I almost titled this post “The Rat Race” or “My Quarter-life Crisis”.

It’s weird. Each passing day makes me feel that I am in a rat race, not your usual rat race but a rat race with myself. I want to keep doing better, learn more, do more, earn more, become more efficient, in general become more than what I currently am. Is this usual? Is this abnormal? Is this good? I don’t know. On one hand I am not unhappy with the way things are going in my personal life and professional life. On the other hand sometimes I feel very inadequate and unsuccessful.

Don’t mistake it for self-pity, it is nowhere close to that. I am probably too proud to ever have any self-pity. It is more of a feeling to reach the stars but failing and falling flat on my face. Weird, huh?

I am surrounded by superachievers. Well… most of them don’t know it ;-) But I _am_ surrounded by lots of cool people. People whose work I admire and whose thought processes sometimes leave me speechless. These people inspire me to do something more something better. Of course I am very competitive by nature so I guess my intention is to surpass them. This feeling goads me on to do something wonderful… something so good and miraculous that it washes away all these doubts. I law awake at night mulling about what I did that day, what remained undone, what remains to be done and how I am going to do it.

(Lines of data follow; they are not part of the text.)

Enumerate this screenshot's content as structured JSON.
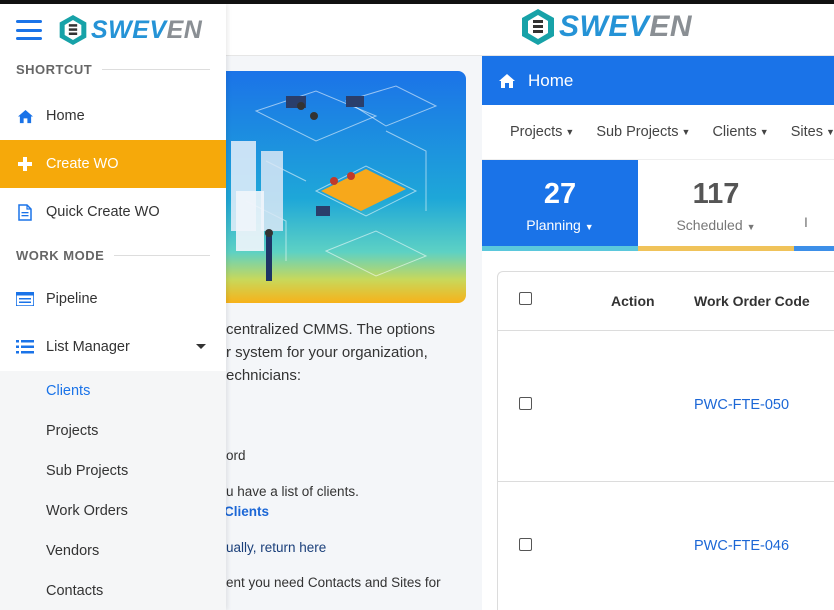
{
  "brand": {
    "logo_part1": "SWEV",
    "logo_part2": "EN",
    "colors": {
      "primary": "#1a73e8",
      "accent": "#f6a90a",
      "logo_blue": "#2593d6",
      "logo_teal": "#17a2a8"
    }
  },
  "sidebar": {
    "menu_icon": "hamburger-icon",
    "sections": {
      "shortcut": "SHORTCUT",
      "work_mode": "WORK MODE"
    },
    "shortcut_items": [
      {
        "label": "Home",
        "icon": "home-icon"
      },
      {
        "label": "Create WO",
        "icon": "plus-icon"
      },
      {
        "label": "Quick Create WO",
        "icon": "document-icon"
      }
    ],
    "work_mode_items": [
      {
        "label": "Pipeline",
        "icon": "pipeline-icon"
      },
      {
        "label": "List Manager",
        "icon": "list-icon"
      }
    ],
    "list_manager_children": [
      {
        "label": "Clients"
      },
      {
        "label": "Projects"
      },
      {
        "label": "Sub Projects"
      },
      {
        "label": "Work Orders"
      },
      {
        "label": "Vendors"
      },
      {
        "label": "Contacts"
      }
    ]
  },
  "intro": {
    "line1": "centralized CMMS. The options",
    "line2": "r system for your organization,",
    "line3": "echnicians:",
    "frag1": "ord",
    "frag2": "u have a list of clients.",
    "frag3": "Clients",
    "frag4": "ually, return here",
    "frag5": "ent you need Contacts and Sites for"
  },
  "panel": {
    "title": "Home",
    "title_icon": "home-icon",
    "filters": [
      "Projects",
      "Sub Projects",
      "Clients",
      "Sites"
    ],
    "stats": [
      {
        "count": "27",
        "label": "Planning"
      },
      {
        "count": "117",
        "label": "Scheduled"
      },
      {
        "count": "",
        "label": "I"
      }
    ],
    "table": {
      "columns": [
        "Action",
        "Work Order Code"
      ],
      "rows": [
        {
          "code": "PWC-FTE-050"
        },
        {
          "code": "PWC-FTE-046"
        }
      ]
    }
  }
}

However I know that I am no genius and miracles are well, miraculous. I am in a constant struggle against myself, against what I am and for what I want to be.

So what do I do? There is so much to do and so little time. Maybe I should stop blogging and spend more time doing things. Naah… that would be very boring. Let’s see… I have to do something about this, in fact I am already somethings about this. Maybe that should be the topic of another post some other time.